Zitat von sysopCorbisDie Kollegen Becker, Koch oder Fischer müssen jetzt ganz tapfer sein: Sie werden seltener Chef als Herr Kaiser oder Herr König. Eine Studie zeigt, dass Nachnamen edlen Klanges leichte Karrierevorteile bringen. http://www.spiegel.de/karriere/berufsleben/nobler-nachname-hilft-bei-der-karriere-a-928231.html
Echt? Bei Herr Kaiser denke ich automatisch an die Humbug Mülleimer. Nicht gerade ehrenvoll.
hanfbauer2 17.10.2013
2. Danke für den Artikel...
Jetzt wird mir auch klar, warum es ein Roman Herzog so weit gebracht hat!
Gegengleich 17.10.2013
3.
Zitat von hanfbauer2Jetzt wird mir auch klar, warum es ein Roman Herzog so weit gebracht hat!

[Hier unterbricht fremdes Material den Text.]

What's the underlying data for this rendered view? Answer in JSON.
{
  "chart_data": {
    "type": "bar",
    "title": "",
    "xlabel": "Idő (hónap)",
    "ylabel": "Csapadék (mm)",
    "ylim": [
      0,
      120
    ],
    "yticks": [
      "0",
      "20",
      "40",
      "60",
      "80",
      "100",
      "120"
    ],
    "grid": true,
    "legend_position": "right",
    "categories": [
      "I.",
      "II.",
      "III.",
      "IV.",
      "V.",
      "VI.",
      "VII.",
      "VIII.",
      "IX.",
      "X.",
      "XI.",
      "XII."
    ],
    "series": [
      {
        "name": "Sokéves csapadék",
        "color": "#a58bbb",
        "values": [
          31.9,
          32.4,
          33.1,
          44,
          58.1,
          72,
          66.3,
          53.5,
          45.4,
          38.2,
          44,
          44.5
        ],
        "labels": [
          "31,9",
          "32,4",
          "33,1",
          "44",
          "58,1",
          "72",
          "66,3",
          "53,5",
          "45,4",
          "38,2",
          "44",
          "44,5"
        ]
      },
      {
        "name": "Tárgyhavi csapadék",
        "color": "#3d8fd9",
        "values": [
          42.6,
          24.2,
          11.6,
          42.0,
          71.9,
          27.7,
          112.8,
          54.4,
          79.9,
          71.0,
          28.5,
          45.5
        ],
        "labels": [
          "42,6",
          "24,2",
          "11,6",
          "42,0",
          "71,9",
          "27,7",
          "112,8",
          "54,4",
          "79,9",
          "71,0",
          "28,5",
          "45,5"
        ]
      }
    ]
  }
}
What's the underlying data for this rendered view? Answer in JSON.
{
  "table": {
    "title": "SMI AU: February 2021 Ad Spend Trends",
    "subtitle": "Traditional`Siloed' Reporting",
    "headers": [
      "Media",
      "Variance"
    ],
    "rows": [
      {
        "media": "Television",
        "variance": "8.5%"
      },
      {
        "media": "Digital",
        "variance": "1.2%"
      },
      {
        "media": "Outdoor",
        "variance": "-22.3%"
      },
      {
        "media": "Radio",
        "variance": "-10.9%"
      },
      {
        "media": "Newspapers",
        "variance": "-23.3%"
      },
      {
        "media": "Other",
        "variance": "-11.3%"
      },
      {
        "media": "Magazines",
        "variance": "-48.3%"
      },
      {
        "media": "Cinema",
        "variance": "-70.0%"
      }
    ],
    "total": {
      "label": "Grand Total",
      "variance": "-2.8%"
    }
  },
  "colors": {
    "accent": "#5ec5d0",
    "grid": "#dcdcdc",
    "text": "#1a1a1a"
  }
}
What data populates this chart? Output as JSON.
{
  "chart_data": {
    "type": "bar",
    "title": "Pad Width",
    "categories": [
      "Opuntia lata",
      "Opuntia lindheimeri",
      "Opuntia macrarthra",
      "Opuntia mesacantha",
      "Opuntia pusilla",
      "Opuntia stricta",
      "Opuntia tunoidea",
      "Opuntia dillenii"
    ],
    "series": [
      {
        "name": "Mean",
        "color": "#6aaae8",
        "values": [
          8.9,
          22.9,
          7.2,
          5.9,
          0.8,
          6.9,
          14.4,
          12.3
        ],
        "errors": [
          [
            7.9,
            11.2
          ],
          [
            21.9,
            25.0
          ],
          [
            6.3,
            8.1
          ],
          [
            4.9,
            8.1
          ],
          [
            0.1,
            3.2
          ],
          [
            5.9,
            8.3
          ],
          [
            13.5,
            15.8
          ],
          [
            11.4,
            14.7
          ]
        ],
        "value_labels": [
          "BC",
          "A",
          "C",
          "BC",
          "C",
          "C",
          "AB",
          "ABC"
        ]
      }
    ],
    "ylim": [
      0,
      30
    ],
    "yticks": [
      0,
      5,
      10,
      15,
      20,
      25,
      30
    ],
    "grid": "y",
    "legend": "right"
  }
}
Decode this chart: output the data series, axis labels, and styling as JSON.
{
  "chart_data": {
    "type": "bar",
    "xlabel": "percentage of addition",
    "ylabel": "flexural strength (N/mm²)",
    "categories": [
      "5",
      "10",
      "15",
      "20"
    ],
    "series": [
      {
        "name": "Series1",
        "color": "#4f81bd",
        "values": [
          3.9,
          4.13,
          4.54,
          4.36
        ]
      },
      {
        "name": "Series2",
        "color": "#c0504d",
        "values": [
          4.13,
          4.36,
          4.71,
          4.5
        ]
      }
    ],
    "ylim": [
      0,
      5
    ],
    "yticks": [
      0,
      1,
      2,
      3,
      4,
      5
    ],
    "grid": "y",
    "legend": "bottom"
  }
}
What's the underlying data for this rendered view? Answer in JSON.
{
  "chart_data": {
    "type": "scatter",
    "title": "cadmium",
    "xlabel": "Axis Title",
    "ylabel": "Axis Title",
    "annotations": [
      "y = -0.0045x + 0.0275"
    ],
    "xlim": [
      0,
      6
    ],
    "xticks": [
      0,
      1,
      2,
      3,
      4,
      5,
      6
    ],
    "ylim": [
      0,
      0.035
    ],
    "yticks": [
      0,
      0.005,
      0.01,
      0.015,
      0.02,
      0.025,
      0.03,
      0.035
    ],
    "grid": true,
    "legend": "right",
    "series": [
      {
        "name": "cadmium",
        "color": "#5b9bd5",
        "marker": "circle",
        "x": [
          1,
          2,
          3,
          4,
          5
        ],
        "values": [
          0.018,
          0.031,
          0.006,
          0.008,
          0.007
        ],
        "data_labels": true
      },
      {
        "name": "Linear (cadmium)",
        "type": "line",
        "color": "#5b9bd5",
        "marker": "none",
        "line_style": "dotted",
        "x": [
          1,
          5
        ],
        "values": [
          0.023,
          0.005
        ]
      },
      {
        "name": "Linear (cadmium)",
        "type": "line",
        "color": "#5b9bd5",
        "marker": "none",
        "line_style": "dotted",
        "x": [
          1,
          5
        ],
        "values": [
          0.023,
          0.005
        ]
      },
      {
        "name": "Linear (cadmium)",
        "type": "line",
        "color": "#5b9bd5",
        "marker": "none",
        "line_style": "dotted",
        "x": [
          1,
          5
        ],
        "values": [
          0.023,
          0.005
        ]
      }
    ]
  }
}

Und bei Ihrem Beitrag wird mir klar, warum die meisten mit "Bauer" nur tumbe Trottel verbinden. Bei mir war das bisher nicht so, aber danke schonmal dafür! Was haben Sie denn gegen Roman Herzog vorzubringen?
simple mind 17.10.2013
4. Na da bin ich aber froh,
dass ich nicht Kevin Klempner heiße.
allesamt 17.10.2013
5. Wer ist
Das Ergebnis dieser Studie bezweifele ich nicht. Doch ich frage mich: Wer ist "schuld"? Bei den Kevins und Schantelles sind es die Lehrer, weil die doch Vorurteile haben.